En primer lugar, los Veintisiete deberían enfrentarse al dilema de cómo resolver el bloqueo institucional provocado por el no irlandés al Tratado de Lisboa. Si ese texto no entra plenamente en vigor antes de las elecciones al Parlamento Europeo del próximo mes de junio, se atascará también la nueva estructura de poder pactada por la Unión Europea.

Tanto la distribución de escaños en la Eurocámara como el reparto de votos en el Consejo seguirán sujetos a los acuerdos de Niza, y tampoco se podrá nombrar una nueva Comisión con menos miembros y más capacidades, como prevé Lisboa. No habrá tampoco espacio legal para designar al presidente permanente del Consejo, que debería iniciar su mandato el 1 de enero del 2009, ni convertir al secretario de esa institución, Javier Solana, en ministro de Exteriores de la UE y vicepresidente de la Comisión.

Si la cumbre se convierte en un monográfico sobre la crisis económica -algunos analistas apuestan fuerte por esa posibilidad-, los jefes de Estado y de Gobierno tampoco podrán resolver los problemas con los que se ha topado en las últimas semanas la estrategia sobre energía y medio ambiente que adoptaron en marzo del año pasado.

Ese plan prevé que la UE reduzca en su conjunto un 20% el consumo de energía de aquí al año 2020, rebajando como mínimo en ese mismo porcentaje las emisiones de gases de efecto invernadero, y elevando también al 20% el uso de fuentes renovables.

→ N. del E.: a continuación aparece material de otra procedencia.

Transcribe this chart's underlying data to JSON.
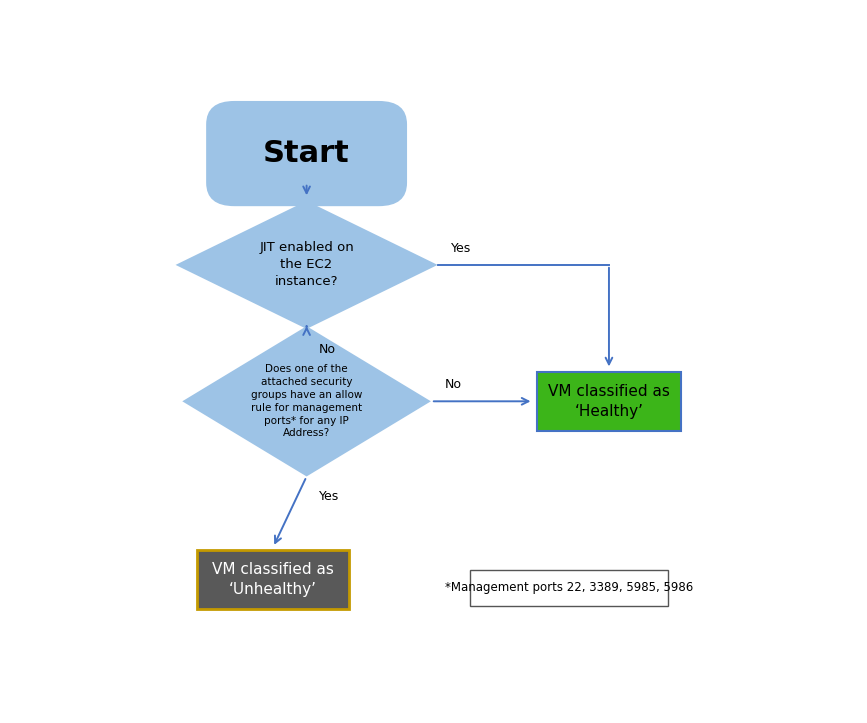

Sin embargo, algunos países ponen ahora pegas a las fórmulas diseñadas por la Comisión para llevar a la práctica esos objetivos, especialmente al nuevo sistema de comercio de emisiones de CO2 y al reparto de compromisos sobre energías limpias.

Exigencias

Especialmente Alemania, pero también Francia y el Reino Unido, quieren usar la crisis como argumento para suavizar las exigencias de aquellas propuestas y limitar los costes que tendrán que asumir sus industrias más contaminantes. A ese carro se han unido muchos de los socios del antiguo bloque del Este, que pretenden que se contabilice como recorte de emisiones el que registraron sus industrias en los años noventa tras el colapso del sistema productivo comunista. España, junto a un grupo de Estados nórdicos y mediterráneos, ha advertido que se opondrá rotundamente a modificar la estrategia pactada.